Mudei-me para o Porto.

No dia 1 de Outubro — o meu primeiro dia de trabalho — enquanto caminhava para o escritório, sentia uma euforia tímida e silenciosa e continuava a achar que tudo aquilo não passava de um sonho. Senti o mesmo todos os dias durante os primeiros meses.

Cheguei.

— Bem-vinda — diz Siza.

Nessa altura trabalhavam ali cerca de trinta pessoas, num ambiente estimulante e simpático, num espaço magnífico com uma vista deslumbrante sobre o Rio Douro e a Ponte da Arrábida. Foi-me então dado a conhecer o trabalho que me viria a ocupar durante os três anos seguintes. Integrado no conjunto de projectos a desenvolver, no âmbito da recuperação dos Parques de Vidago e Pedras Salgadas, o Vidago Palace Hotel constituía-se como o edifício mais emblemático. Foi-me incumbida a tarefa de apoiar na recuperação deste Hotel e sua ampliação em dois edifícios: as Cozinhas e o Spa.

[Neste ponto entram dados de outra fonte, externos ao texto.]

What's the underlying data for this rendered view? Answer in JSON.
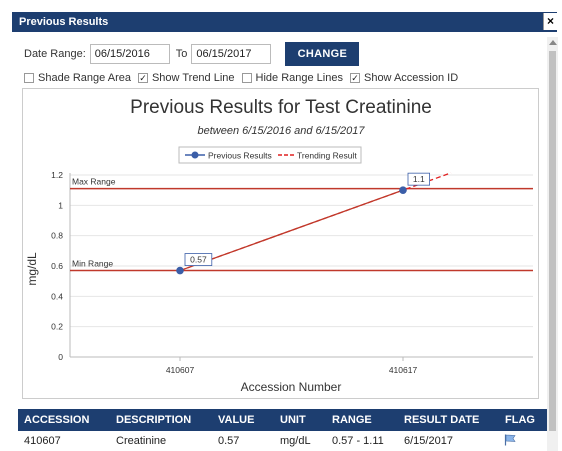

A obra iniciara. Estava pela primeira vez perante um projecto de execução daquelas dimensões. Tudo tinha regras. E por indefinição, o que não tinha, viria a ter. Nos primeiros tempos elaborei várias maquetes a todas as escalas, que permitiam a Siza estudar partes do projecto.

— A seguir há-de vir qualquer coisa mais interessante — dizia Siza.

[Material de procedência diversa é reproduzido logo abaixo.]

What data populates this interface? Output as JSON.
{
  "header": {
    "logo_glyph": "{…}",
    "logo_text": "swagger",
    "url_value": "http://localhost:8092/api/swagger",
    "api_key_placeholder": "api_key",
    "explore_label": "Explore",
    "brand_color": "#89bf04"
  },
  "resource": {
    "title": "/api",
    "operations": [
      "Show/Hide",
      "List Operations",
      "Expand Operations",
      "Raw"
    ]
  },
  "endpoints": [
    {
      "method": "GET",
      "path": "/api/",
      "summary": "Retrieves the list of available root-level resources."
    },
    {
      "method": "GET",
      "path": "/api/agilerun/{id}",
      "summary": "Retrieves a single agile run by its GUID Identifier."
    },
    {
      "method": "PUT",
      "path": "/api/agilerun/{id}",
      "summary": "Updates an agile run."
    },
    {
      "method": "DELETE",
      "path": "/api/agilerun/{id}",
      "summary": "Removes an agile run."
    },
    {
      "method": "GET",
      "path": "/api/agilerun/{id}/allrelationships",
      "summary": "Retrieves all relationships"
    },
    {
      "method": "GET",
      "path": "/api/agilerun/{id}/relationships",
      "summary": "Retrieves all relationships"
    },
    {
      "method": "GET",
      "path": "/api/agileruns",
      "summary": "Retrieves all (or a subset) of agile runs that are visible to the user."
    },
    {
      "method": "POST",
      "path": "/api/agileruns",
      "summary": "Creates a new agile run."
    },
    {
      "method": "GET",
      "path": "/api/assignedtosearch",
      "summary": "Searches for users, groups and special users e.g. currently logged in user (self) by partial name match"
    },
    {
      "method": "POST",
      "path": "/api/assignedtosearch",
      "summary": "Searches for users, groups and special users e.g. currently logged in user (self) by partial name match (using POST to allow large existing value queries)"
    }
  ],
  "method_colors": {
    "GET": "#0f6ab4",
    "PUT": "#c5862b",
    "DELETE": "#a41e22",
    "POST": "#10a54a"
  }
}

Passei depois para a produção de desenhos de execução. Senti-me completamente perdida. Eram demasiadas camadas abaixo da de acabamento.

Recordo que, numa dessas vezes elaborei a seu pedido, uma maquete à escala 1/2, da parte superior de um caixilho exterior de correr/fixo, de forma a facilitar a resolução dos problemas que apresentava. Tinha aí as respostas a alguns porquês. Tudo é desenhado até ao mais pequeno pormenor. As regras nascem de princípios estéticos e/ou de pressupostos inerentes à boa construção.

— Quem disse "God is in the details"?! — murmura Siza tantas vezes.

Trata-se claramente de uma obsessão. E é contagiante.

Chegou finalmente o dia em que ia à obra. E com Siza. Bem disposto, de caneta ou lápis numa mão e cigarro na outra, Siza pedia desenhos específicos. Pensativo, tranquilo e simultaneamente entusiasmado, ia caminhando e ditando os princípios, que iriam originar futuras alterações e ajustes ao projecto. Eu registava e fotografava. 

No regresso ao Porto dormiu, cantou como sempre canta quando está feliz, fumou.

Boa noite e obrigada pela aula.

Foram longos os meses de trabalho.

Era gratificante ver a obra crescer a cada visita.

Senti a estranheza do que é, pela primeira vez, ver construído algo em que trabalhamos. 

Quase a terminar o dia trabalho, dirijo-me a Siza.

— Siza, o meu estágio termina daqui um mês. Queria perguntar-lhe se posso continuar...

— Se puderes continuar, eu gostava que continuasses — responde tranquilamente.

Voltei a sentar-me, e continuei a trabalhar ainda mais motivada. Actualmente, continuo a colaborar com Siza e a aprender todos os dias.